L’individuazione di uno o più probabilmente due soggiorni a Roma, anteriori a quello da tempo acquisito del 1554-55, fornisce una conferma della necessità di una maggiore articolazione dei rapporti di Orsi con il panorama artistico romano già supposta per via stilistica (Romani, 1982, 1984, 1997). Infatti un gruppo di opere mostra l’innesto di riferimenti alla Roma farnesiana nella quale Orsi ebbe modo di assistere al confronto tra Michelangelo, che aveva da poco concluso il Giudizio Universale, e Perin del Vaga, pittore di corte di Paolo III e protagonista della maniera raffaellesca. Tra queste sono i disegni preparatori per la decorazione della torre dell’Orologio (Windsor Castle, Royal Library, inv. 0224; Parigi, Musée du Louvre, Département des arts graphiques, inv. 10378), gli studi di fregi di soggetto astrologico con protagonista il carro di Apollo (Louvre, inv. nn. 3460, 10379-10381), gli affreschi staccati da un camerino della Rocca di Novellara, decorato con un padiglione di verzure di ispirazione correggesca, al sommo del quale era il Ratto di Ganimede (Modena, Galleria Estense), ispirato al disegno di Michelangelo per Tommaso dei Cavalieri. La sintesi tra maniera raffaellesca e michelangiolismo è ben testimoniata dalle Scene di diluvio mitologico superstiti di un complesso perduto della Rocca (Modena, Galleria Estense). Appartengono alla stessa fase un gruppo di fogli sul tema del fregio a girali d’acanto abitato da figure mostruose, divinità mitologiche o episodi biblici (Firenze, Gabinetto disegni e stampe degli Uffizi, inv. 1640 E, 1620 E; Lille, Musée des Beaux-Arts, inv. nn. 341, 342; Besançon, Musée des Beaux-Arts, inv. D 1438), e alcuni studi per unità decorative con figure entro cartigli (Parigi, Louvre, inv. nn. 11.116, 11.116 bis; Monaco, Staatliche graphische Sammlung, inv. 12739; Firenze, Gabinetto disegni e stampe degli Uffizi, inv. 1643; Londra, British Museum, inv. 1946.7,13,385; Mosca, Museo Puškin, inv. 14050). In questi disegni, da scalare tra la seconda metà degli anni Quaranta e i primi anni Cinquanta, si manifestano anche punti di contatto con le decorazioni ideate per il castello di Fontainebleau dal bolognese Francesco Primaticcio, presente a Roma in più occasioni nel corso degli anni Quaranta, sia nell’adozione di tipologie specifiche (cuoi e cartouches), sia nelle innovazioni introdotte sulla scorta dell’influenza di Michelangelo nella concezione illusionistica di Giulio Romano (Romani, 1997).

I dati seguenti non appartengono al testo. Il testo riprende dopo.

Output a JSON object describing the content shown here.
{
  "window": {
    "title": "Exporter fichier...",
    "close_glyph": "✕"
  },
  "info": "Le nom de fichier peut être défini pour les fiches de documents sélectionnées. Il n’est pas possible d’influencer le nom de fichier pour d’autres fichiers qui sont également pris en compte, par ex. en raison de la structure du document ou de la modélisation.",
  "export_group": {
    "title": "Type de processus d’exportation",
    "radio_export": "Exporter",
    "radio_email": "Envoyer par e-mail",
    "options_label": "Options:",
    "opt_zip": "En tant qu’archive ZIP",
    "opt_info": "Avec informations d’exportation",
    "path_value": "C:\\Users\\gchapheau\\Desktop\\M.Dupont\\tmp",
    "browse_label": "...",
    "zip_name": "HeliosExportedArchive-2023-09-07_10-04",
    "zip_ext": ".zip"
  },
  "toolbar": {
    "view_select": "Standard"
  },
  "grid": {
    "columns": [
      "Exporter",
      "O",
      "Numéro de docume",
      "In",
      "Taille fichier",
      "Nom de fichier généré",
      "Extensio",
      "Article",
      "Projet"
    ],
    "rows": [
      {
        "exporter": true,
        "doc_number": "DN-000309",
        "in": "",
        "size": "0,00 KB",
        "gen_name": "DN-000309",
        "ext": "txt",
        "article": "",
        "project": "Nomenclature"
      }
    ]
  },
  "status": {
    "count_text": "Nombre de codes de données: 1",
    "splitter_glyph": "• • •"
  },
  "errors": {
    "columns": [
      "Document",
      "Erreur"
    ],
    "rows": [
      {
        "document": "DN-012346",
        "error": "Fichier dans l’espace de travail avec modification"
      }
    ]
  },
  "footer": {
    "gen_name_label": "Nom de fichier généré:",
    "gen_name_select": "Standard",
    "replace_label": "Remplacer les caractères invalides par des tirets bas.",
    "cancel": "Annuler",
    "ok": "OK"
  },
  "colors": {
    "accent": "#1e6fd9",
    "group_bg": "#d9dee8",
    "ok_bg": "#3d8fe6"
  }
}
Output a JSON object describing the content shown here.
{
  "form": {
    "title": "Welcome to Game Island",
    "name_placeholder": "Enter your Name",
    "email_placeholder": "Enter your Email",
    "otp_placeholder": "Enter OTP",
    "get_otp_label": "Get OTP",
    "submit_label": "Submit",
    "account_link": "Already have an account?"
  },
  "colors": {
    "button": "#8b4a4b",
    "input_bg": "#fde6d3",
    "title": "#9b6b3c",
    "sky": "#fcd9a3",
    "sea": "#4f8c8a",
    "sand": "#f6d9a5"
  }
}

Secondo una lettera non più rintracciabile, nel 1553 Orsi fu a Venezia al seguito dei conti Camillo (1521-1595) e Alfonso (1529-1589) Gonzaga, figli di Alessandro I e Costanza di Correggio. Nel periodo dicembre 1554-settembre 1555 soggiornò a Roma con il conte Alfonso, regnante Giulio III, presso il quale il Gonzaga svolse mansioni di cameriere segreto.
Rientrato a Novellara prima del 7 luglio 1556, Orsi fu coinvolto in una serie di cantieri architettonici e decorativi con un ruolo di artista di corte e mansioni di progettazione e coordinamento di maestranze diverse, fra le quali figuravano il figlio Fabrizio, ucciso nel 1567, e il citato maestro Barbone. È stato riferito al 1558 circa il deperito ciclo di affreschi staccato dal salone del Casino di sopra (Novellara, Museo Gonzaga), sulla base di un registro di contabilità del conte Camillo che documenta, sia pure in modo generico, lavori di decorazione (M. Pirondini, in L. O.…, 1987, pp. 29 s., 106-111). L’impresa può essere collegata con l’arrivo a corte in quell’anno di Barbara Borromeo, moglie del Gonzaga.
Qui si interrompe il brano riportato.